Besok, Azhar harus kembali ke kota di mana tempat dia bekerja. Dan karena kejujuran serta ketangkasannya dalam bekerja, Azhar selalu di panggil kala developer mendapatkan proyek dari perusahaan.
Dan dari bekerja disana lah, rumah mereka berhasil diselesaikan. Termasuk sudah di cat.
"Besok, aku mau temani mantu bu Rohani ke pasar ya bang, katanya mau beli baju," pinta Tari.
Akan tetapi tidak mendapatkan jawaban dari Azhar. Karena lelaki itu sudah terlelap, terbuai ke alam mimpi.
Setelah kepergian Azhar. Tari pun bersiap untuk pergi ke pasar bersama Andin.
Dan karena permintaan Amar. Andin menuruti untuk hanya berteman dengan Tari. Karena menurut Amar, Tari termasuk salah satu wanita yang bisa dijadikan teman. Serta, ia yang dipercaya, tidak akan membawa pengaruh buruk untuk Andin.
"Kenapa sih, kamu hobi sekali menghambur-hamburkan uang?
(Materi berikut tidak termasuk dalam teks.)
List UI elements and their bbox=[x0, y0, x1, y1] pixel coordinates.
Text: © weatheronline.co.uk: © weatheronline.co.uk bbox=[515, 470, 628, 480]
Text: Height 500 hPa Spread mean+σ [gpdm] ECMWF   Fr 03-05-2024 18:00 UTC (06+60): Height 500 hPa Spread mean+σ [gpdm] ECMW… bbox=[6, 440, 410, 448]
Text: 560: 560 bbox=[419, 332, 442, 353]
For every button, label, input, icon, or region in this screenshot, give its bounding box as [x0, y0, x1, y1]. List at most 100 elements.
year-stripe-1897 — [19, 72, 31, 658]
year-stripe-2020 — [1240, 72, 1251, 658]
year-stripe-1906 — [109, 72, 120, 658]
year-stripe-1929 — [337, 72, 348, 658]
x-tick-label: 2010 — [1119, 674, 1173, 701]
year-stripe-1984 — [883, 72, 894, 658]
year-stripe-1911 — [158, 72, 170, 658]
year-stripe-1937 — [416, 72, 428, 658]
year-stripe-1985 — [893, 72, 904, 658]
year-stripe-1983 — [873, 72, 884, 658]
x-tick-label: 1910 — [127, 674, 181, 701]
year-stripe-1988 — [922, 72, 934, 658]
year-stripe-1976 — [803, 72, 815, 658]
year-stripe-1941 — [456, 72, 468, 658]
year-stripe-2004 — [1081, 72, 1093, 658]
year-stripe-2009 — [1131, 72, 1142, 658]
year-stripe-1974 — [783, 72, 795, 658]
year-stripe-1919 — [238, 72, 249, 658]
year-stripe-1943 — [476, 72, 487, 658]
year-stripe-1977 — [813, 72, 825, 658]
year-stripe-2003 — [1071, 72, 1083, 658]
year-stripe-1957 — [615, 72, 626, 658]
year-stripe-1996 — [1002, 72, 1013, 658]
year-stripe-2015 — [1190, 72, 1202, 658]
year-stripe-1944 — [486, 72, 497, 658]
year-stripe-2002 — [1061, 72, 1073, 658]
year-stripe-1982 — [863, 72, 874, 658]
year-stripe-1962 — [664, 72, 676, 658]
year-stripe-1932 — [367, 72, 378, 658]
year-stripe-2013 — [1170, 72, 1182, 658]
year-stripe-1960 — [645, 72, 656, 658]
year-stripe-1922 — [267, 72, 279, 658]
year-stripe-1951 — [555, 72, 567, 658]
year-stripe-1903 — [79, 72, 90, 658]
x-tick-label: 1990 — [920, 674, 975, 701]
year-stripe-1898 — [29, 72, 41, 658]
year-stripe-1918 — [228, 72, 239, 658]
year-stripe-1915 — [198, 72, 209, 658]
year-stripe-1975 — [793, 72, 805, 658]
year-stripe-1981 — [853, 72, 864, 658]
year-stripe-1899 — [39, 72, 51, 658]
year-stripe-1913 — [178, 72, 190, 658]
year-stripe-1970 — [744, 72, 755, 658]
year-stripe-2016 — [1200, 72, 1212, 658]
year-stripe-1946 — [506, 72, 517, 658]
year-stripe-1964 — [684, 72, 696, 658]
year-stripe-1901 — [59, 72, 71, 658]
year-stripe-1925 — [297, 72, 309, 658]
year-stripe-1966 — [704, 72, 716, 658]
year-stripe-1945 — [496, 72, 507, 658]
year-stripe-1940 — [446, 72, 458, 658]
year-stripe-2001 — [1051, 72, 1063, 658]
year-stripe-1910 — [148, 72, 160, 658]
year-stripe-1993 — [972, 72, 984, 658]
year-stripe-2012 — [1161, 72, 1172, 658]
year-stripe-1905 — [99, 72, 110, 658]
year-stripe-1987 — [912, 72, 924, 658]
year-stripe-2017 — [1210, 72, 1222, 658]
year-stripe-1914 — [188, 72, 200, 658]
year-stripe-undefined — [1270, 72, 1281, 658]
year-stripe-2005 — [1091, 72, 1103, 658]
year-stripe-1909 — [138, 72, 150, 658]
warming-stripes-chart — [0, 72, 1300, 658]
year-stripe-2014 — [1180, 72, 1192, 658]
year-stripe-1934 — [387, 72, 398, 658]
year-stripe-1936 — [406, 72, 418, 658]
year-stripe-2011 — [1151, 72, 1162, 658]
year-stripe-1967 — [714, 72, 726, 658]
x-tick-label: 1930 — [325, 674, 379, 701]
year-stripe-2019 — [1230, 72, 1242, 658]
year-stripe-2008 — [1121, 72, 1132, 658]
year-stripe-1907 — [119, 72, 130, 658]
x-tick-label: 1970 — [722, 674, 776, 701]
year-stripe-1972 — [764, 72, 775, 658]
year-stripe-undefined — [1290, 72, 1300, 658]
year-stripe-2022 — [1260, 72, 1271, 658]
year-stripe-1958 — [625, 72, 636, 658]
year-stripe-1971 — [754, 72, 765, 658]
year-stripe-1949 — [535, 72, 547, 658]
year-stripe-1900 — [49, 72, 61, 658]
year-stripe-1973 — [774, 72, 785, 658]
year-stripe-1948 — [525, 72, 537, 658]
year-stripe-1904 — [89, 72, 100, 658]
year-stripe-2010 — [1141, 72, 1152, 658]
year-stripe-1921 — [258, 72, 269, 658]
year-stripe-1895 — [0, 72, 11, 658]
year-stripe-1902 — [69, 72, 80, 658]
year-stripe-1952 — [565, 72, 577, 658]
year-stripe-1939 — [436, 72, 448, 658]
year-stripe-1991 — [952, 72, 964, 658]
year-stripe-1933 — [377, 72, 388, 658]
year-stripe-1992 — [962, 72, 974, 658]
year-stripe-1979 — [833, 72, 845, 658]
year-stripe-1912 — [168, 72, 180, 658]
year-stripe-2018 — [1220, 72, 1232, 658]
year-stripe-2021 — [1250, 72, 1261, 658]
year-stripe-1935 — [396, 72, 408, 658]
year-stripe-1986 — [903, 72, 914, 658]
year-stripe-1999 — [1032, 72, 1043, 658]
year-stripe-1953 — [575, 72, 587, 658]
Kamu gak kasihan sama Amar, yang kerja siang malam?" tanya Rohani begitu Andin berpamitan padanya.
"Bukannya, uang memang untuk dihabiskan ya mak? Lagipula, ini nafkah yang di berikan bang Amar untukku, jadi terserah aku lah, mau di pakai untuk apa," sahut Andin mengangkat bahunya acuh.
"Tapi ,,,"
"Terima kasih, karena telah mengajari bang Amar jadi suami yang baik untuk istri. Aku percaya, ini semua pasti didikan emak," potong Andin memuji Rohani.
Hidung Rohani kembang-kempis kala Andin memuji keberhasilannya. "Ah kamu," sahutnya tersipu.
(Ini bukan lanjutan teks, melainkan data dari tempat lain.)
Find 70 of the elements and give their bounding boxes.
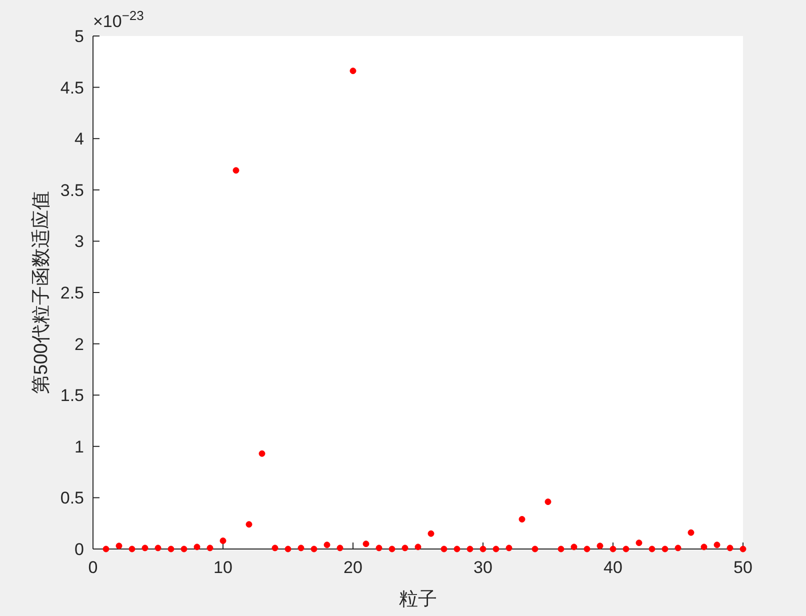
ytick: 1.5 bbox=[60, 386, 84, 406]
point bbox=[466, 546, 474, 552]
point bbox=[492, 546, 500, 552]
point bbox=[506, 544, 512, 552]
ylabel: 第500代粒子函数适应值 bbox=[31, 191, 52, 394]
ytick: 3 bbox=[74, 232, 84, 252]
point bbox=[376, 544, 382, 552]
point bbox=[532, 546, 538, 552]
ytick: 1 bbox=[74, 437, 84, 456]
point bbox=[558, 546, 564, 552]
point bbox=[480, 546, 486, 552]
ytick: 4.5 bbox=[60, 78, 84, 98]
point bbox=[428, 530, 434, 537]
point bbox=[388, 546, 396, 552]
point bbox=[544, 498, 552, 506]
point bbox=[324, 542, 330, 548]
point bbox=[440, 546, 448, 552]
point bbox=[128, 546, 136, 552]
point bbox=[700, 544, 708, 550]
ytick: 3.5 bbox=[60, 180, 84, 200]
point bbox=[584, 546, 590, 552]
point bbox=[414, 544, 422, 550]
point bbox=[362, 540, 370, 548]
point bbox=[688, 529, 694, 536]
point bbox=[454, 546, 460, 552]
point bbox=[258, 450, 266, 457]
ytick: 4 bbox=[74, 130, 84, 149]
point bbox=[246, 521, 252, 528]
point bbox=[596, 542, 604, 550]
point bbox=[194, 544, 200, 550]
point bbox=[636, 540, 642, 546]
point bbox=[220, 538, 226, 544]
xlabel: 粒子 bbox=[399, 589, 437, 610]
point bbox=[336, 544, 344, 552]
point bbox=[726, 544, 734, 552]
ytick: 0.5 bbox=[60, 488, 84, 508]
point bbox=[714, 542, 720, 548]
ytick: 2.5 bbox=[60, 284, 84, 302]
point bbox=[206, 544, 214, 552]
point bbox=[610, 546, 616, 552]
point bbox=[570, 544, 578, 550]
point bbox=[674, 544, 682, 552]
point bbox=[116, 542, 122, 550]
point bbox=[740, 546, 746, 552]
point bbox=[180, 546, 188, 552]
xtick: 10 bbox=[214, 558, 232, 577]
point bbox=[622, 546, 630, 552]
ytick: 0 bbox=[74, 540, 84, 559]
annotation: ×10$^{−23}$ bbox=[93, 8, 144, 31]
point bbox=[662, 546, 668, 552]
ytick: 2 bbox=[74, 334, 84, 354]
point bbox=[402, 544, 408, 552]
ytick: 5 bbox=[74, 27, 84, 46]
xtick: 50 bbox=[734, 558, 752, 577]
point bbox=[298, 544, 304, 552]
xtick: 20 bbox=[344, 558, 362, 577]
xtick: 40 bbox=[604, 558, 622, 577]
point bbox=[648, 546, 656, 552]
point bbox=[272, 544, 278, 552]
point bbox=[142, 544, 148, 552]
xtick: 0 bbox=[88, 558, 98, 577]
point bbox=[518, 516, 526, 522]
point bbox=[154, 544, 162, 552]
point bbox=[232, 167, 240, 174]
point bbox=[310, 546, 318, 552]
point bbox=[168, 546, 174, 552]
point bbox=[284, 546, 292, 552]
point bbox=[350, 68, 356, 74]
xtick: 30 bbox=[474, 558, 492, 577]
point bbox=[102, 546, 110, 552]
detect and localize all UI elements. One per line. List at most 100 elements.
"Aku pergi ya mak, nanti aku belikan emak daster," Andin pun keluar setelah menyalami mertuanya.
Dan tinggal lah, Rohani yang semakin dongkol dengan sikap Andin.
Karena bosan tinggal seorang diri di rumah. Rohani berniat menemui Sari. Dia ingin bercerita pada Sari tentang sikap dan sifat menantunya.
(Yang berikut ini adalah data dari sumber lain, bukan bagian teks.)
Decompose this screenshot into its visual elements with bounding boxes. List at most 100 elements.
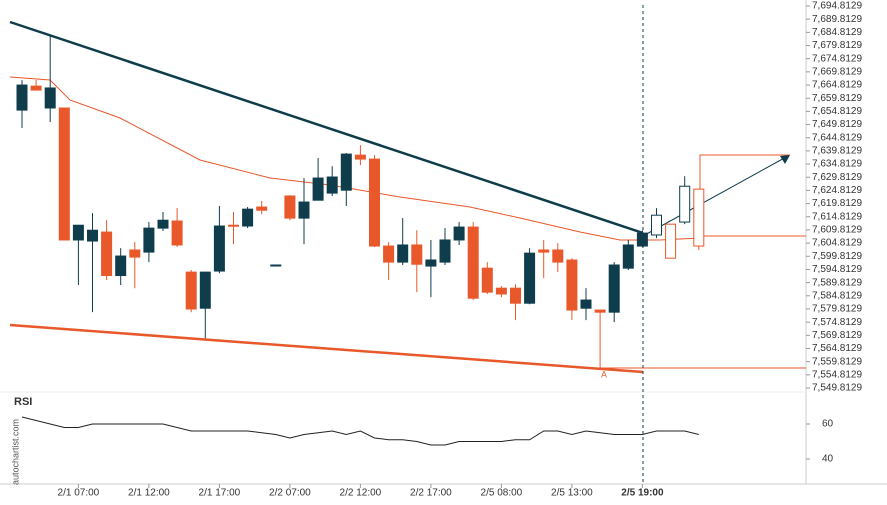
x-tick-label: 2/5 13:00 xyxy=(551,488,593,499)
y-tick-label: 7,664.8129 xyxy=(812,80,862,91)
candle-body xyxy=(552,249,564,263)
candle-body xyxy=(411,244,423,265)
y-tick-label: 7,639.8129 xyxy=(812,146,862,157)
candle-body xyxy=(580,299,592,309)
candle-body xyxy=(354,154,366,160)
annotation: A xyxy=(601,369,607,379)
y-tick-label: 7,684.8129 xyxy=(812,27,862,38)
y-tick-label: 7,559.8129 xyxy=(812,356,862,367)
candle-body xyxy=(326,176,338,194)
candle-body xyxy=(510,287,521,304)
candle-body xyxy=(157,219,169,229)
candle-body xyxy=(369,158,380,247)
trend-line-upper xyxy=(9,20,644,235)
y-tick-label: 7,689.8129 xyxy=(812,14,862,25)
x-tick-label: 2/2 07:00 xyxy=(269,488,311,499)
candle-body xyxy=(72,224,84,241)
y-tick-label: 7,659.8129 xyxy=(812,93,862,104)
y-tick-label: 7,669.8129 xyxy=(812,67,862,78)
x-tick-label: 2/2 17:00 xyxy=(410,488,452,499)
candle-body xyxy=(636,232,648,247)
y-tick-label: 7,574.8129 xyxy=(812,317,862,328)
y-tick-label: 7,679.8129 xyxy=(812,40,862,51)
y-tick-label: 7,624.8129 xyxy=(812,185,862,196)
y-tick-label: 7,619.8129 xyxy=(812,198,862,209)
rsi-tick-label: 60 xyxy=(822,419,834,430)
candle-body xyxy=(312,177,324,201)
candle-body xyxy=(340,153,352,191)
y-tick-label: 7,594.8129 xyxy=(812,264,862,275)
candle-body xyxy=(270,264,282,267)
candle-body xyxy=(143,227,155,253)
y-tick-label: 7,654.8129 xyxy=(812,106,862,117)
candle-body xyxy=(115,255,127,277)
x-tick-label: 2/1 17:00 xyxy=(199,488,241,499)
candle-body xyxy=(467,226,479,299)
candle-body xyxy=(495,287,507,295)
forecast-arrow xyxy=(642,155,789,237)
candle-body xyxy=(298,201,310,219)
x-tick-label: 2/1 12:00 xyxy=(128,488,170,499)
y-tick-label: 7,584.8129 xyxy=(812,290,862,301)
candle-body xyxy=(439,239,451,263)
y-tick-label: 7,644.8129 xyxy=(812,132,862,143)
candle-body xyxy=(608,264,620,313)
candle-body xyxy=(397,244,409,263)
y-tick-label: 7,569.8129 xyxy=(812,330,862,341)
candle-body xyxy=(622,244,634,269)
y-tick-label: 7,564.8129 xyxy=(812,343,862,354)
candle-body xyxy=(44,87,56,109)
candle-body xyxy=(213,225,225,272)
rsi-label: RSI xyxy=(14,396,32,408)
candle-body xyxy=(566,259,578,311)
y-tick-label: 7,674.8129 xyxy=(812,53,862,64)
candle-body xyxy=(171,220,183,246)
candle-body xyxy=(453,226,465,241)
y-tick-label: 7,549.8129 xyxy=(812,383,862,394)
candle-body xyxy=(284,195,296,219)
x-tick-label: 2/1 07:00 xyxy=(58,488,100,499)
candle-body xyxy=(383,245,395,263)
x-tick-label: 2/5 08:00 xyxy=(481,488,523,499)
arrow-head xyxy=(780,155,790,164)
candle-body xyxy=(679,185,691,223)
candle-body xyxy=(538,249,550,253)
candle-body xyxy=(242,208,254,227)
y-tick-label: 7,554.8129 xyxy=(812,369,862,380)
y-tick-label: 7,694.8129 xyxy=(812,1,862,12)
candle-body xyxy=(256,206,268,211)
candle-body xyxy=(425,259,437,267)
y-tick-label: 7,599.8129 xyxy=(812,251,862,262)
rsi-line xyxy=(21,416,699,446)
moving-average xyxy=(9,76,701,241)
y-tick-label: 7,589.8129 xyxy=(812,277,862,288)
candle-body xyxy=(30,85,42,91)
watermark: autochartist.com xyxy=(10,419,20,485)
candle-body xyxy=(594,309,606,313)
candle-body xyxy=(693,188,705,247)
candle-body xyxy=(58,107,70,241)
candle-body xyxy=(87,229,98,242)
candle-body xyxy=(129,249,141,258)
candle-body xyxy=(651,214,662,236)
candle-body xyxy=(16,84,28,111)
candle-body xyxy=(524,252,536,304)
candle-body xyxy=(185,271,197,310)
x-tick-label: 2/5 19:00 xyxy=(621,488,664,499)
y-tick-label: 7,614.8129 xyxy=(812,211,862,222)
candle-body xyxy=(101,231,113,277)
candle-body xyxy=(481,267,493,293)
candle-body xyxy=(199,271,211,309)
x-tick-label: 2/2 12:00 xyxy=(340,488,382,499)
y-tick-label: 7,634.8129 xyxy=(812,159,862,170)
y-tick-label: 7,629.8129 xyxy=(812,172,862,183)
y-tick-label: 7,649.8129 xyxy=(812,119,862,130)
rsi-tick-label: 40 xyxy=(822,454,834,465)
y-tick-label: 7,609.8129 xyxy=(812,225,862,236)
candle-body xyxy=(665,223,677,259)
candle-body xyxy=(228,224,239,227)
trend-line-lower xyxy=(9,323,644,374)
y-tick-label: 7,604.8129 xyxy=(812,238,862,249)
y-tick-label: 7,579.8129 xyxy=(812,304,862,315)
Berharap, berbicara dengan Sari, bisa sedikit mengurangi beban di hatinya.
Sari yang baru saja selesai memotong rumput untuk lembu-lembunya menatap Rohani denga nanar.
Perasaannya langsung tak enak, kala melihat wanita yang umurnya hanya terpaut beberapa tahun darinya.
Dia paham, Rohani datang pasti ada sesuatu yang tidak kena-mengena dalam dirinya.
"Baru pulang?" tanya Rohani basa-basi.
"Iya," sahut Sari lirih.
"Kamu udah tua Sari. Seharusnya kamu tidak usah bekerja seperti ini," saran Rohani.
"Tak apa, bukankah semaki tua seharusnya kita harus semakin banyak gerak? Lagipula, tubuhku terasa sakit, kala tidak melakukan apapun," ucap Sari.
"Oo iya, aku lupa ... Kamu kan, memang udah biasa kerja keras sejak dulu, beda denganku, langsung berubah dratis kala menikah dangan ayah Amar," beruntun Rohani.
Sari hanya mengangguk-angguk kepalanya. Karena tidak ingin memperpanjang masalah, ataupun tidak ingin berdebat dengan Rohani.
"Kenapa ya, mantu ku kok beda sekali sama Tari," keluh Rohani.
"Beda gimana?"
"Tari itu rajin, dia tak segan membantu suaminya untuk bekerja. Beda dengan Andin yang hanya bisa mengandalkan Amar," papar Rohani menatap Sari sekilas. "Dia juga pemalas. Masak setelah pekerjaan rumah beres, dia lanjut ke kamar," sambungnya.
"Ya beda lah, keuangan Amar lehih baik dari Azhar. Jadi wajar jika Tari membantu suaminya. Lagipula, mereka sudah memiliki anak yang udah remaja," jelas Sari berharap Rohani mengerti. "Lagi pula, jika ia kembali ke kamar, saat pagi hari, mungkin karena dia kurang nyaman ngobrol sama kamu," lanjut Sari.
"Eh, kenapa gak nyaman? Aku ini mertua baik loh ... Bahkan disini, aku yang diasingkan oleh Andin," cetus Rohani meradang.
Dia gak terima jika Sari mengatakan jika Andin tidak nyaman dengannya.